The supposed atheism of blues is simply a polemical means of opposing oppression, a stance that does not contradict blues’s fundamentally religious nature. White blues scholars have misrepresented blues by reducing its meaning to the language of ethnomusicology, a theoretical methodology that is not indigenous to the culture of blues; theomusicology, an indigenous approach, offers a deeper understanding of the people who created blues.
This according to “Blues and evil: Theomusicology and Afrocentricity” by Jon Michael Spencer, an essay included in Saints and sinners: Religion, blues and (d)evil in African-American music and literature (Liège: Société Liégeoise de Musicologie, 1996 pp. 37–51).
Above, Reverend Gary Davis, photographed by Bill Smith; below, Blind Willie Johnson’s Jesus make up my dying bed.
Jon Michael Spencer is a major scholar of black music, and he has always been a controversial figure.
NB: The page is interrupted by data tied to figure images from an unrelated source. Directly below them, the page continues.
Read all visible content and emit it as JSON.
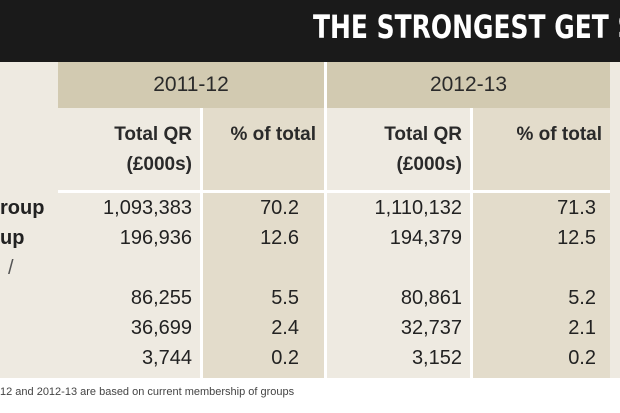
{
  "title": "THE STRONGEST GET STR",
  "years": [
    "2011-12",
    "2012-13"
  ],
  "headers": {
    "total": "Total QR",
    "total_unit": "(£000s)",
    "pct": "% of total"
  },
  "rows": [
    {
      "label": "roup",
      "v1": "1,093,383",
      "p1": "70.2",
      "v2": "1,110,132",
      "p2": "71.3"
    },
    {
      "label": "up",
      "v1": "196,936",
      "p1": "12.6",
      "v2": "194,379",
      "p2": "12.5"
    },
    {
      "label": "",
      "v1": "86,255",
      "p1": "5.5",
      "v2": "80,861",
      "p2": "5.2"
    },
    {
      "label": "",
      "v1": "36,699",
      "p1": "2.4",
      "v2": "32,737",
      "p2": "2.1"
    },
    {
      "label": "",
      "v1": "3,744",
      "p1": "0.2",
      "v2": "3,152",
      "p2": "0.2"
    }
  ],
  "stray_mark": "/",
  "footnote": "12 and 2012-13 are based on current membership of groups"
}
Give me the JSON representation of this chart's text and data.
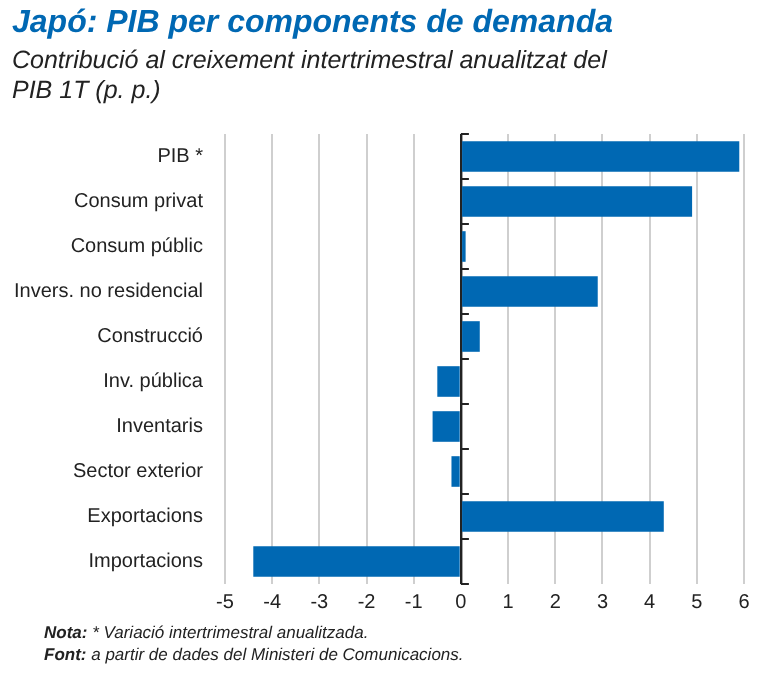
{
  "chart_data": {
    "type": "bar",
    "orientation": "horizontal",
    "title": "Japó: PIB per components de demanda",
    "subtitle": "Contribució al creixement intertrimestral anualitzat del PIB 1T (p. p.)",
    "categories": [
      "PIB *",
      "Consum privat",
      "Consum públic",
      "Invers. no residencial",
      "Construcció",
      "Inv. pública",
      "Inventaris",
      "Sector exterior",
      "Exportacions",
      "Importacions"
    ],
    "values": [
      5.9,
      4.9,
      0.1,
      2.9,
      0.4,
      -0.5,
      -0.6,
      -0.2,
      4.3,
      -4.4
    ],
    "color": "#0068b3",
    "xlim": [
      -5,
      6
    ],
    "xticks": [
      -5,
      -4,
      -3,
      -2,
      -1,
      0,
      1,
      2,
      3,
      4,
      5,
      6
    ],
    "grid": "x",
    "legend": false,
    "annotations": [
      "Nota: * Variació intertrimestral anualitzada.",
      "Font: a partir de dades del Ministeri de Comunicacions."
    ]
  }
}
RILM does not endorse all of the views that we blog about; we simply point to things that we find useful, amusing, or thought-provoking.
What is “Christian dualism”? Christianity is ordinarily suspect of dualistic views of reality, from what I understand.
Good question! One could also note that ethnomusicology is not a single methodology–it has always involved multiple approaches and would welcome theomusicology as yet another.